Opening on Wednesday was Dog Days, a Robert Altman-esque story about a group of interconnected people told through the stories of their dogs. The State veteran Ken Marino directs with a modest cast headlined by Eva Longoria, Thomas Lennon, Adam Pally, Vanessa Hudgens, Nina Dobrev and Finn Wolfhard, but this is a fairly slight film that doesn't seem to be grabbing an audience, debuting to just over $650,000 on Wednesday. This should end up with around $3 million this weekend.
Mission: Impossible – Fallout probably gives up its top spot this weekend after two at #1, though it made a solid stab at legs for the sixth film in a series with $35 million last weekend. It has a solid shot at becoming the highest grossing film in the franchise, and with a $225 million estimated finish, would finally knock Mission Impossible II off the top spot, 18 whole years later. For this weekend, though, I'd look for around $21 million.
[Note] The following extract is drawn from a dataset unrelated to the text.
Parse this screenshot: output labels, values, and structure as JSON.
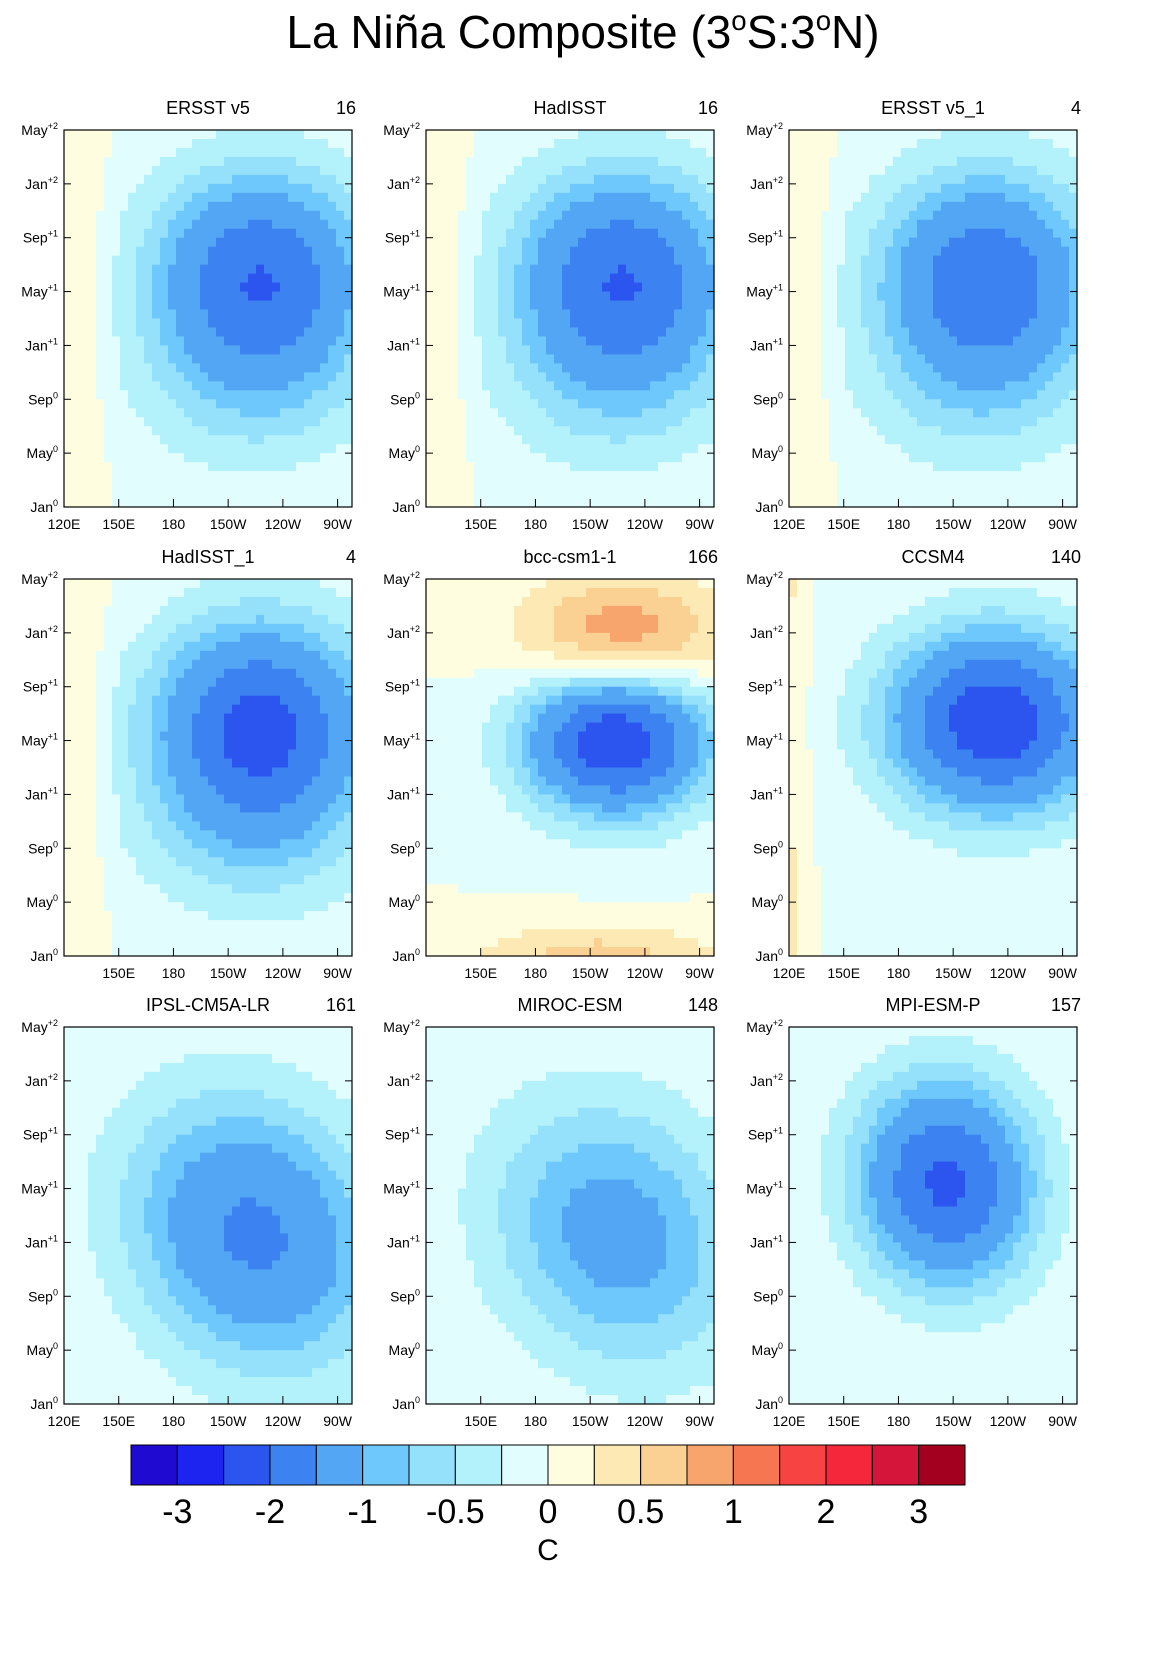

Christopher Robin fell a bit short of many expectations with $24 million, with the Disney push failing to get it out of the general family film market. There's a solid chance for legs here even though reviews were not particularly fantastic, as family films always get that benefit of the doubt. $15 million seems about right here.
Spy comedy The Spy Who Dumped me underwhelmed with $12 million and should fall out of the top 10 and the zeitgeist rather quickly, dropping to about $6 million this weekend. Mamma Mia 2 and The Equalizer 2 each are hanging around decently in their third weekends, and should grab about $5 million each, along with animated film Hotel Transylvania 3.